A few days ago, I received an email from the BrowserAct team after they came across one of my articles. They introduced BrowserAct as a browser automation CLI built for AI agents and invited me to try it out.
Browser automation usually means selectors, waits, scripts, browser state management, and debugging.
Whether you're using Playwright, Selenium, or Puppeteer, even simple browser workflows often require writing and maintaining automation code.
When the BrowserAct team reached out and invited me to try their browser automation CLI, I was curious about one thing:
Can an AI-friendly CLI handle real browser workflows without requiring me to write Playwright or Selenium scripts?
Instead of writing a high-level overview, I decided to install BrowserAct, test it against real websites, create browser sessions, automate interactions, and evaluate how it performs in practical scenarios.
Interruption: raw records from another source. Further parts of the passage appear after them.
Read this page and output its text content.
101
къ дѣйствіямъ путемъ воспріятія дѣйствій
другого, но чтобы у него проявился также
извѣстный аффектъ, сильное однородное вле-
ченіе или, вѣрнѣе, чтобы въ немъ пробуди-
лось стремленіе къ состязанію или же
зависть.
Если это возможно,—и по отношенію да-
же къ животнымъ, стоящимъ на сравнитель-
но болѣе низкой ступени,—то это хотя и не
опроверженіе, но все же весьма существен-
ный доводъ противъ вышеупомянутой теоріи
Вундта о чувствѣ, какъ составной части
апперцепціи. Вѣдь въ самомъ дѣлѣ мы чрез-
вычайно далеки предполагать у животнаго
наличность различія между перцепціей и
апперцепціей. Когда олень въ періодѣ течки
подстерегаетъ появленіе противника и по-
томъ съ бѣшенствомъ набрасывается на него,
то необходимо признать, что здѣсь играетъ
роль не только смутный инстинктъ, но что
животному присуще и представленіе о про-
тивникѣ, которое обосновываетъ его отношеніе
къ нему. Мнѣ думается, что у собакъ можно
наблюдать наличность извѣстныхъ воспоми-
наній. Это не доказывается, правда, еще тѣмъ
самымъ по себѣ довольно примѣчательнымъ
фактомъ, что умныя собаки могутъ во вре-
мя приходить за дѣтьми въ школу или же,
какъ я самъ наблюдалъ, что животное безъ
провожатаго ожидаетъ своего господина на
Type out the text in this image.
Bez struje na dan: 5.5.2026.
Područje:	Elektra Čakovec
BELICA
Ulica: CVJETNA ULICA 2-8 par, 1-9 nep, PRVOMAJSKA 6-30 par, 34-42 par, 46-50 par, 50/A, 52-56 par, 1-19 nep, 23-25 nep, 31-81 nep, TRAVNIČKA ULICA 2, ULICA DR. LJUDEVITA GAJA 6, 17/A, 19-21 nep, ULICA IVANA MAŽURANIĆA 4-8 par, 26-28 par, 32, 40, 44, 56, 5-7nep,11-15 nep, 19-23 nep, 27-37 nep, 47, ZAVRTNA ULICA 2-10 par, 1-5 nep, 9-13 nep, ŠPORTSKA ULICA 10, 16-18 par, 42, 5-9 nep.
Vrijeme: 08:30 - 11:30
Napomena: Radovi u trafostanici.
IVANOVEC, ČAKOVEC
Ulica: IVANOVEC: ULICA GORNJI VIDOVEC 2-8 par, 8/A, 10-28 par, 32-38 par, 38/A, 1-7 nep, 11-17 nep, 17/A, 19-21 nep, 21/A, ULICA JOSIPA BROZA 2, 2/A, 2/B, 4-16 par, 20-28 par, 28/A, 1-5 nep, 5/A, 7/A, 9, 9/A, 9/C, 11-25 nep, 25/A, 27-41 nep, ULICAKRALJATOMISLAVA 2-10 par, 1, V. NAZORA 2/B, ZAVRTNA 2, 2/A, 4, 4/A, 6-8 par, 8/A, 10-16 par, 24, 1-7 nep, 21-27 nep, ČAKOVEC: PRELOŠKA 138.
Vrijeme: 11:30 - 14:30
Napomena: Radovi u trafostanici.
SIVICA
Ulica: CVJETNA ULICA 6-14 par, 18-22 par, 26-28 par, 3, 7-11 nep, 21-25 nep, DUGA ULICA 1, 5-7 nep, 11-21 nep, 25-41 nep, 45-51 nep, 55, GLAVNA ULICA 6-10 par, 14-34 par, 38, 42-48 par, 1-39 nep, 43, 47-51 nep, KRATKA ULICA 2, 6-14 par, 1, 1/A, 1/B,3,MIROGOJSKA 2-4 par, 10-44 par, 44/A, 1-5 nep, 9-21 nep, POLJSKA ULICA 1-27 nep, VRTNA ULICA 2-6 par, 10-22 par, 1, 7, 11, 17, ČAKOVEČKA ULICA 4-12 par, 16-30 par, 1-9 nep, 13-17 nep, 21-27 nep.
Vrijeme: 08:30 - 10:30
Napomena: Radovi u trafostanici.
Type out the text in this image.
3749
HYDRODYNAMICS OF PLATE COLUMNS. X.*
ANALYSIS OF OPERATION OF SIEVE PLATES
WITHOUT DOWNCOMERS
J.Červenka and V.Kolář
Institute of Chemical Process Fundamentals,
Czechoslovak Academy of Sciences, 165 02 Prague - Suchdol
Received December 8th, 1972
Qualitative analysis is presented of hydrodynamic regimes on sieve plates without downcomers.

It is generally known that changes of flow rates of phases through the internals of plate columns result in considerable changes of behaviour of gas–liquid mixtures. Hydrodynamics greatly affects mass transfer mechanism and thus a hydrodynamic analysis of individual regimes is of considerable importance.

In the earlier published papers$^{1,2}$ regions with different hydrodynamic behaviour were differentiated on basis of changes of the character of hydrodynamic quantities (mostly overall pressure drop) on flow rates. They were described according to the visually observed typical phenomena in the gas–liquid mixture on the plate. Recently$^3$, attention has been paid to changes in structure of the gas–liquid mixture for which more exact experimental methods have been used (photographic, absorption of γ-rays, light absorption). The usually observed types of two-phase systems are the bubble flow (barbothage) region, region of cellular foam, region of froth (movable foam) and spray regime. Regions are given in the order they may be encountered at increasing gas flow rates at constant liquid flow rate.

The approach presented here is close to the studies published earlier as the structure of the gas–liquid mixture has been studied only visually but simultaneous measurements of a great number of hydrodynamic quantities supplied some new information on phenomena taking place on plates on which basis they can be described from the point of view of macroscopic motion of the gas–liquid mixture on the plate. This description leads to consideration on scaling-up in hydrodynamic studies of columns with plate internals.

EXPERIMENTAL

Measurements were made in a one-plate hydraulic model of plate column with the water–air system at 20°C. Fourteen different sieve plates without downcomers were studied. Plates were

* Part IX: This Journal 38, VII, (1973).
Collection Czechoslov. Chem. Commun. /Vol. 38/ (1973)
This article documents my hands-on experience and first impressions after testing BrowserAct on a real-world workflow.
BrowserAct is an open-source browser automation CLI that provides:
The interesting part is that BrowserAct tries to abstract browser automation into simple commands rather than requiring developers to write Playwright or Selenium scripts.
I installed BrowserAct using uv:
uv tool install browser-act-cli --python 3.12
After installation, I verified the available commands:
browser-act --help
The CLI immediately exposed commands for:
At this point it was clear that BrowserAct was much more than a simple web scraping utility.
I started with the simplest possible example.
browser-act stealth-extract https://example.com
Output:
This domain is for use in documentation examples without needing permission. Avoid use in operations.
[Learn more](https://iana.org/domains/example)
The result was returned as clean Markdown.
No browser scripting.
No selectors.
No parsing logic.
Just a single command.
Next, I wanted to see how BrowserAct handled a modern JavaScript-driven website.
I chose the Whale TV careers page.
browser-act stealth-extract \ https://www.whaletv.com/careers \ --content-type markdown
Output:
BrowserAct successfully extracted:
Some of the positions extracted included:
The extraction was surprisingly clean and readable.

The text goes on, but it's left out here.